The TAP would anoint a handful of giant firms to act as middlemen and fund managers to bid on the mortgage-backed securities and home loans now tainting formerly blue-chip banks. The feds would put up $100 billion, which could be leveraged to acquire up to $1 trillion in ailing assets (which still won’t be enough). The private “partners” would put up less than 10% of the total money at risk yet pocket fully half of any profits. Sounds great.

Yet a lot of folks on Wall Street are wary of plunging into this profit opportunity because of the virulent, anti-business rage now infecting Washington (stoked, in part, by Bam himself). They fear stepping up, only to have Congress retroactively slap a huge penalty tax on TAP profits (see the recent idiotic House vote on AIG bonuses).

“The fundamental issue,” says a managing director at one investment bank, “is ensuring that people understand: For this to work, there has to be a degree of certainty which doesn’t exist at this time. The sense of outrage beyond Wall Street is palpable.” The President “is beginning to roll it back,” but can he tame Congress? “They made him look ridiculous” with the AIG vote, this guy says.

Another snag: Treasury aims to limit TAP players to the few behemoths that already hold $10 billion or more in mortgage securities. It’s the hair-of-the-dog-that-bit-me method. This artificial constraint means that, perversely, the banks that are so hungover from toxic assets also could be the most likely candidates to become buyers of same—J.P. Morgan Chase , Citigroup , Bank of America , Goldman Sachs , Morgan Stanley and their ilk.

That could produce a nifty, government-guaranteed shell game: Citigroup, let’s say, taps the TAP to get funding to buy the lousy loans of Bank of America; B of A bellies up to buy the assets of J.P. Morgan — which then lines up TAP to acquire the toxic beauties over at Citi. Or, what the hell, Citi could just form a front company, and line up government funding to buy its own ugly portfolio from itself, as Columbia University economist Jeffrey D. Sachs has noted.

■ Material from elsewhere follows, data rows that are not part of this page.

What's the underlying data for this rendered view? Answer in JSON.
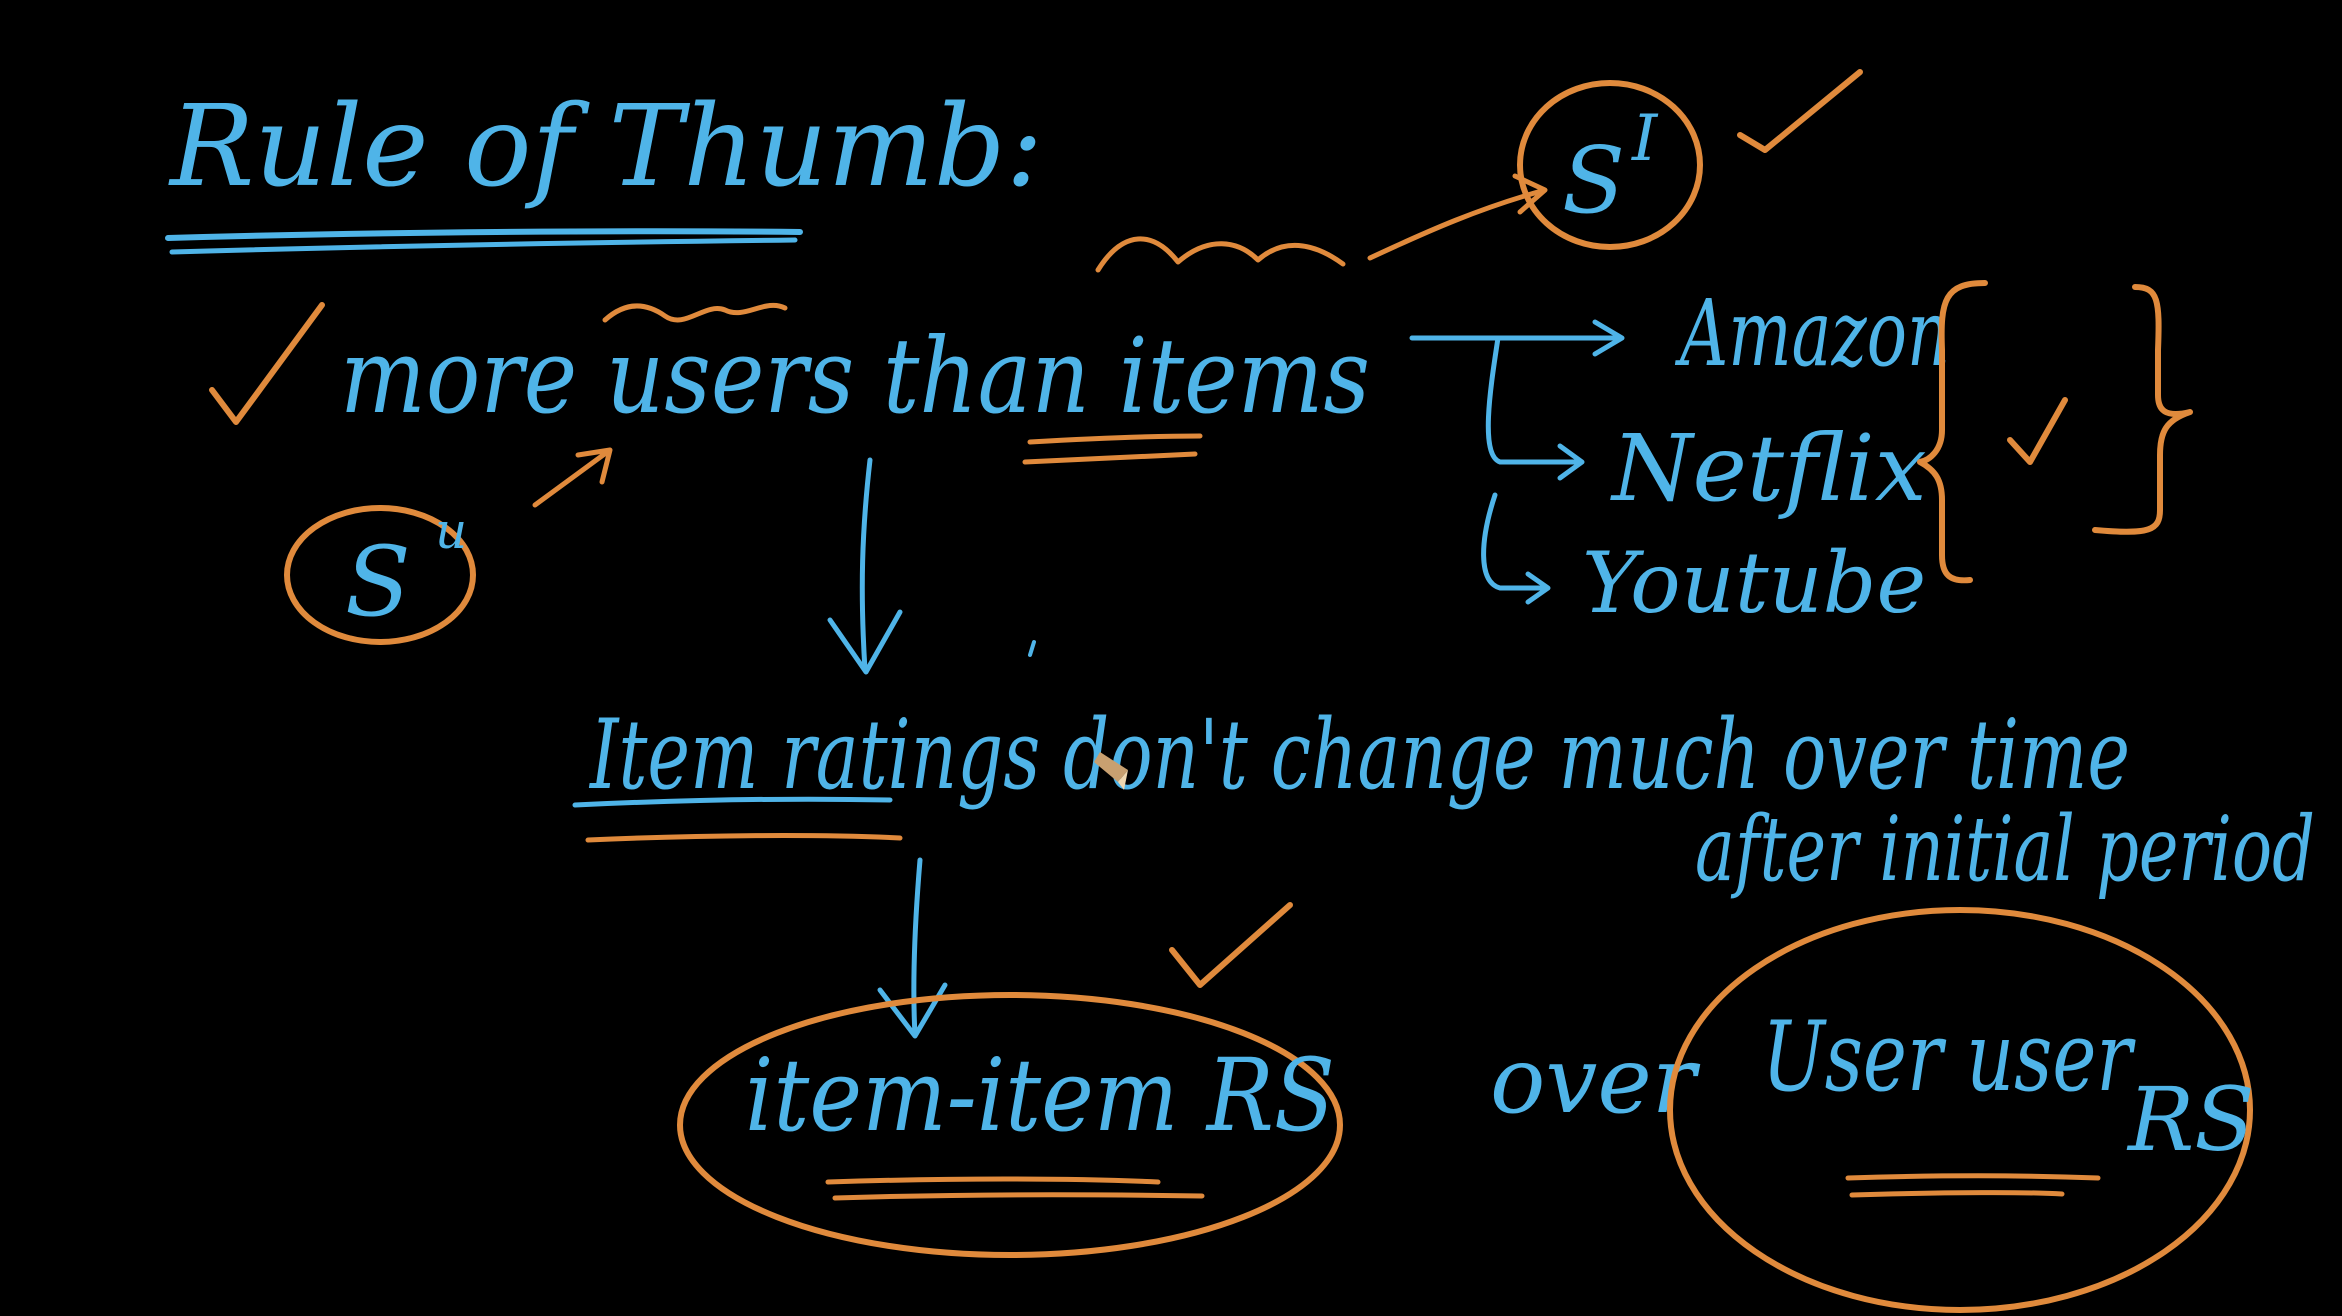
{
  "colors": {
    "background": "#000000",
    "blue_ink": "#4fb4e8",
    "orange_ink": "#e08a3c",
    "cursor": "#c8a070"
  },
  "heading": {
    "text": "Rule of Thumb:"
  },
  "premise": {
    "text": "more users than items"
  },
  "symbols": {
    "user_similarity": "S",
    "user_superscript": "u",
    "item_similarity": "S",
    "item_superscript": "I"
  },
  "examples": [
    "Amazon",
    "Netflix",
    "Youtube"
  ],
  "observation": {
    "line1": "Item ratings don't change much over time",
    "line2": "after initial period"
  },
  "conclusion": {
    "preferred": "item-item RS",
    "connector": "over",
    "alternative_main": "User user",
    "alternative_suffix": "RS"
  },
  "icons": [
    "checkmark-icon",
    "pencil-cursor-icon"
  ]
}
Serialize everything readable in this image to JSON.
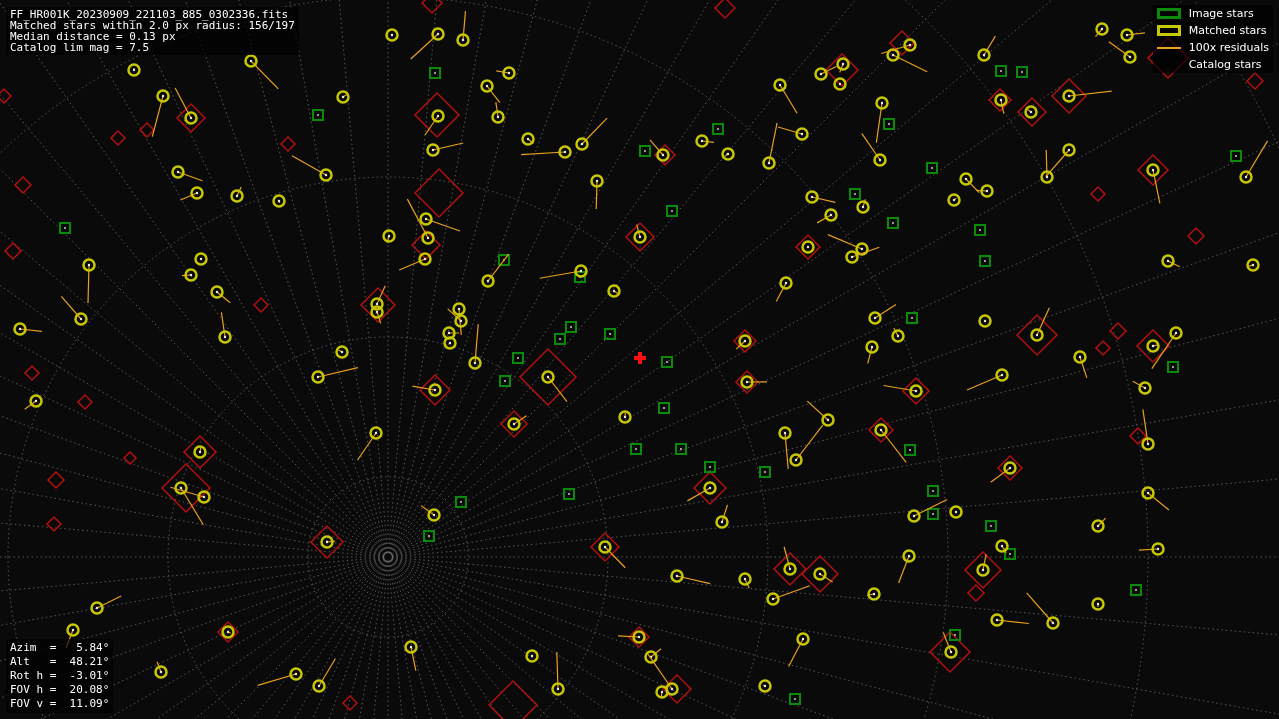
{
  "info_lines": [
    "FF_HR001K_20230909_221103_885_0302336.fits",
    "Matched stars within 2.0 px radius: 156/197",
    "Median distance = 0.13 px",
    "Catalog lim mag = 7.5"
  ],
  "legend": [
    {
      "kind": "image",
      "label": "Image stars"
    },
    {
      "kind": "matched",
      "label": "Matched stars"
    },
    {
      "kind": "residual",
      "label": "100x residuals"
    },
    {
      "kind": "catalog",
      "label": "Catalog stars"
    }
  ],
  "pointing_lines": [
    "Azim  =   5.84°",
    "Alt   =  48.21°",
    "Rot h =  -3.01°",
    "FOV h =  20.08°",
    "FOV v =  11.09°"
  ]
}
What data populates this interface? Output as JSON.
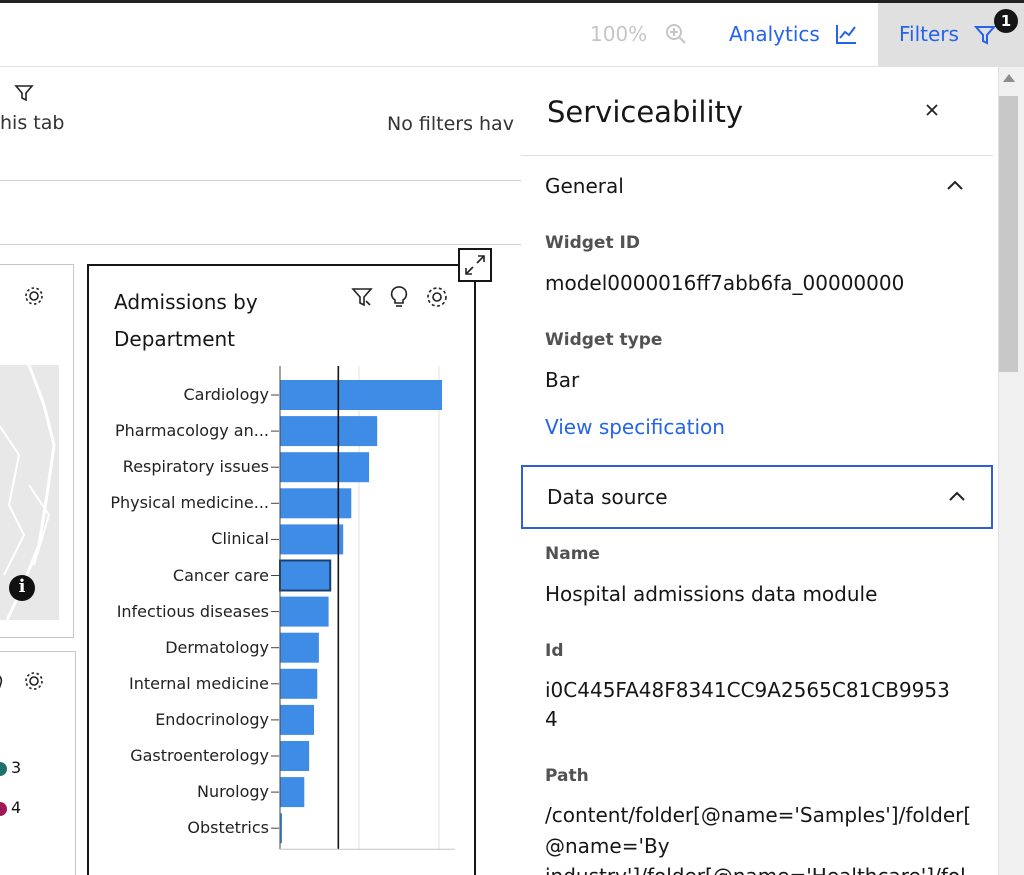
{
  "toolbar": {
    "zoom": "100%",
    "analytics_label": "Analytics",
    "filters_label": "Filters",
    "filters_badge": "1"
  },
  "canvas": {
    "tab_filter_text": "his tab",
    "no_filters_text": "No filters hav",
    "legend_values": [
      "3",
      "4"
    ],
    "widget": {
      "title_line1": "Admissions by",
      "title_line2": "Department"
    }
  },
  "chart_data": {
    "type": "bar",
    "orientation": "horizontal",
    "title": "Admissions by Department",
    "categories": [
      "Cardiology",
      "Pharmacology an...",
      "Respiratory issues",
      "Physical medicine...",
      "Clinical",
      "Cancer care",
      "Infectious diseases",
      "Dermatology",
      "Internal medicine",
      "Endocrinology",
      "Gastroenterology",
      "Nurology",
      "Obstetrics"
    ],
    "values": [
      100,
      60,
      55,
      44,
      39,
      31,
      30,
      24,
      23,
      21,
      18,
      15,
      1
    ],
    "average_line": 36,
    "selected_category": "Cancer care",
    "bar_color": "#3f8ce6",
    "grid": true
  },
  "panel": {
    "title": "Serviceability",
    "general": {
      "heading": "General",
      "widget_id_label": "Widget ID",
      "widget_id": "model0000016ff7abb6fa_00000000",
      "widget_type_label": "Widget type",
      "widget_type": "Bar",
      "view_spec": "View specification"
    },
    "data_source": {
      "heading": "Data source",
      "name_label": "Name",
      "name": "Hospital admissions data module",
      "id_label": "Id",
      "id_line1": "i0C445FA48F8341CC9A2565C81CB9953",
      "id_line2": "4",
      "path_label": "Path",
      "path_line1": "/content/folder[@name='Samples']/folder[",
      "path_line2": "@name='By",
      "path_line3": "industry']/folder[@name='Healthcare']/fol"
    }
  },
  "colors": {
    "accent": "#2563eb",
    "focus_border": "#2f5fd0",
    "legend_teal": "#1f6f6b",
    "legend_magenta": "#9f1853"
  }
}
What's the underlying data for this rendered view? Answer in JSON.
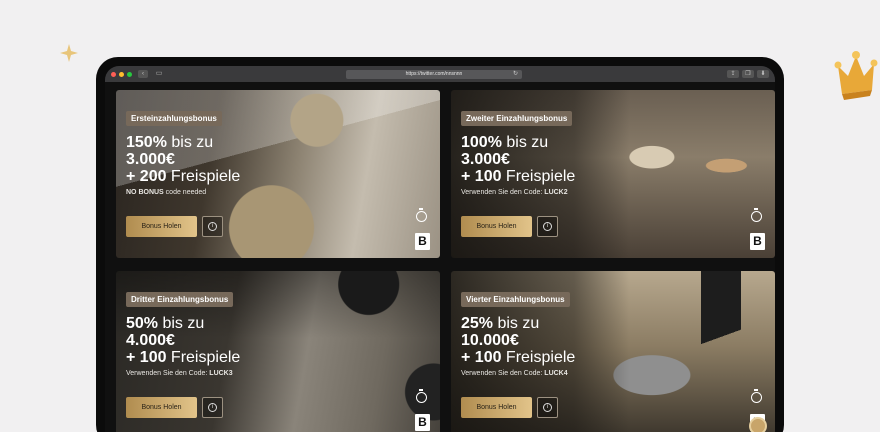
{
  "browser": {
    "url": "https://twitter.com/nnsnnn",
    "traffic_lights": [
      "#ff5f56",
      "#ffbd2e",
      "#27c93f"
    ]
  },
  "cards": [
    {
      "badge": "Ersteinzahlungsbonus",
      "line1_bold": "150%",
      "line1_light": " bis zu",
      "line2": "3.000€",
      "line3_bold": "+ 200",
      "line3_light": " Freispiele",
      "note_bold": "NO BONUS",
      "note_text": " code needed",
      "cta_label": "Bonus Holen",
      "logo": "B"
    },
    {
      "badge": "Zweiter Einzahlungsbonus",
      "line1_bold": "100%",
      "line1_light": " bis zu",
      "line2": "3.000€",
      "line3_bold": "+ 100",
      "line3_light": " Freispiele",
      "note_text": "Verwenden Sie den Code: ",
      "note_bold": "LUCK2",
      "cta_label": "Bonus Holen",
      "logo": "B"
    },
    {
      "badge": "Dritter Einzahlungsbonus",
      "line1_bold": "50%",
      "line1_light": " bis zu",
      "line2": "4.000€",
      "line3_bold": "+ 100",
      "line3_light": " Freispiele",
      "note_text": "Verwenden Sie den Code: ",
      "note_bold": "LUCK3",
      "cta_label": "Bonus Holen",
      "logo": "B"
    },
    {
      "badge": "Vierter Einzahlungsbonus",
      "line1_bold": "25%",
      "line1_light": " bis zu",
      "line2": "10.000€",
      "line3_bold": "+ 100",
      "line3_light": " Freispiele",
      "note_text": "Verwenden Sie den Code: ",
      "note_bold": "LUCK4",
      "cta_label": "Bonus Holen",
      "logo": "B"
    }
  ],
  "colors": {
    "accent_gold": "#c9a869",
    "badge_bg": "#77695a"
  }
}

Too much sugar for a dime. Why not just have the feds directly guarantee all the toxic stuff outright, rather than issue guarantees to the would-be buyers of this junk? With government backing those assets would start trading again, and their value would rise.

That would let the feds proceed with my Rob Plan, which I’ve touted before : Swap out the toxic holdings for new ETFs that carry a federal guarantee and a 4% tax-free dividend. Thus you remove a grave threat from bank balance sheets and replace it with income-earning ETFs that could then be sold into a transparent market with thousands of daily bidders.

Treasury may be coming around to this approach. The New York Times has a Page One story today saying the Obama administration is talking to BlackRock and others about setting up a kind of toxic-backed Liberty bonds. But ETFs are more popular with investors and more liquid, and the O-men’s main aim is to spruce up the political image of the bailout with patriotic appeal. When the real goal should be profit and broader market transparency.

Rather than designate only five or six giant bidders, Treasury should welcome dozens of players by lowering the threshold to qualify from $10 billion in mortgage holdings to, say, only $1 billion. It further needs to assure bidders and buyers that while prices and asset descriptions must be publicly disclosed, many other details of their transactions will remain private.

Oh, and the Treasury folks also might try resorting to group prayer. Because, so far, their TAP won’t be enough to lift us out of this toxic morass.